Step 3: Determine a Percentage

Once you’ve nailed down which tools you’d like to make up your shop in the next year or coming years, then you can begin to put pen to paper and form a budget.

While it can vary from year to year, based on the tools and technology you and your team have determined to be most valuable to your shop, you should nail down a percentage of annual sales to dedicate to your tool and equipment budget. Buckley says it can range between 5–15 percent, and that his shop usually lands around 7–8 percent.

 

Step 4: Consider Ancillary Costs

What most shops forget, however, is that your budget isn’t just about the base cost of tools and equipment—you should consider training requirements, regular subscription costs and maintenance as well. This way, you’re looking at the overall cost of equipment over an extended period of time and can form a long-term budget.

Buckley suggests doing what you can to ease the financial burden of some tools and technology. It could be as simple as finding deals through your vendors, or as elaborate as doing group purchases with a pool of shops to receive a better price. All those factors should be considered when piecing together the budget.

 

Step 5: Build the Budget

Forming a budget that considers all these factors may sound daunting, but it doesn’t have to any more complicated than a simple spreadsheet with a few rows and columns. Here’s an example of a spreadsheet Buckley says could easily work for a basic overview of technology and tool costs.

  • Column A: List all of the equipment your team has determined will improve your operation.
  • Column B: List the price for that equipment.
  • Column C: Mark if this will be a short-, mid- or long-term investment.
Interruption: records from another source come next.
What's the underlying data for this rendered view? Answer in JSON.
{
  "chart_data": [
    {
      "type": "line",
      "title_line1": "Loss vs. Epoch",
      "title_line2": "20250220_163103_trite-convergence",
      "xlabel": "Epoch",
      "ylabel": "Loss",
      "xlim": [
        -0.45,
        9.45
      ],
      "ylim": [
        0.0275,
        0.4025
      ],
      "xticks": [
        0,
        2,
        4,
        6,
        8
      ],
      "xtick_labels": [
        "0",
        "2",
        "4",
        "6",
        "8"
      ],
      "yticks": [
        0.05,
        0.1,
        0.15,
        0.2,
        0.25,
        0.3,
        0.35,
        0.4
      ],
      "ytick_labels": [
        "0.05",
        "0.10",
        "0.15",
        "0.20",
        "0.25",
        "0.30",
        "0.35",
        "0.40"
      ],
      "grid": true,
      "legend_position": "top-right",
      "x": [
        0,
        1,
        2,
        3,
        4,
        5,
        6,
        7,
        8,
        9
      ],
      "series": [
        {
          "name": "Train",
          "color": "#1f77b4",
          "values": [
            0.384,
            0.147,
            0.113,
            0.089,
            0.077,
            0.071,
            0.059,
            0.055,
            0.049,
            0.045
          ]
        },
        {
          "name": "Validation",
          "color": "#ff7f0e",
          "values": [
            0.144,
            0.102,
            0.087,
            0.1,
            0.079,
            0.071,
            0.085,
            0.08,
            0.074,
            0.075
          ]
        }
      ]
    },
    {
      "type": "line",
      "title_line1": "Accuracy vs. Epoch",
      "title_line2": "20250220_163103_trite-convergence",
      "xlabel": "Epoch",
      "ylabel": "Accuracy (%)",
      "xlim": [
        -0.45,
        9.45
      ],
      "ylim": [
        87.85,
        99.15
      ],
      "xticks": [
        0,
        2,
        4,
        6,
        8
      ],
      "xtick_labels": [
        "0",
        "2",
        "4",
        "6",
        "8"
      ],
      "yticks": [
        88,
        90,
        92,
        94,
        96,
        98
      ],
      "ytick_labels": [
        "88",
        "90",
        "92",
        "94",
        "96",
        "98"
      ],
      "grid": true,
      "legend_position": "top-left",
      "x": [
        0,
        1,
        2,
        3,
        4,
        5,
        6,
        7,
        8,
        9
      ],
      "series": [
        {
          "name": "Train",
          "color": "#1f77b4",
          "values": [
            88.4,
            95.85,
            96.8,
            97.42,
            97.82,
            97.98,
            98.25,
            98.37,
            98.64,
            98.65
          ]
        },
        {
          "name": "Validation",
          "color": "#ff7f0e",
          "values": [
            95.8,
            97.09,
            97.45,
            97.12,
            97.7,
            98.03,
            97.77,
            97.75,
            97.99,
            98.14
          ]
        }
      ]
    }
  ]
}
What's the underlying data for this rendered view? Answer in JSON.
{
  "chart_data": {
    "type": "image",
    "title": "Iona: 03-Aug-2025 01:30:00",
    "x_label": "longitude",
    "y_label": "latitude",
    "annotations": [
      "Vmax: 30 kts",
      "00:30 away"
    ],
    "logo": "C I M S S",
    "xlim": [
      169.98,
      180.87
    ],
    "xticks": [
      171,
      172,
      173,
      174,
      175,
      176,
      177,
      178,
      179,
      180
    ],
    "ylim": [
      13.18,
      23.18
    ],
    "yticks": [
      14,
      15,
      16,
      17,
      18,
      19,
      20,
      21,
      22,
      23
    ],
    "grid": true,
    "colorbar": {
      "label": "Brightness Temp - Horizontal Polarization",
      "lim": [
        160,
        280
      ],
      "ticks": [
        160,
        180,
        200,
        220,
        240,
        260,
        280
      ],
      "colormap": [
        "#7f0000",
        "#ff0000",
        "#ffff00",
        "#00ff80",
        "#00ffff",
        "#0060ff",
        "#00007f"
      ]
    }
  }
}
Short-term means you plan to buy the equipment within a few months; mid-term means you plan to buy within the year; long-term is a purchase 2–3 years down the road.
  • Column D: Mark down any expected maintenance costs or updates you’ll need to make.
  • Column E: Mark any expected costs for training your employees on the equipment.
  • Column F: Mark any annual/monthly subscription costs that apply to the equipment.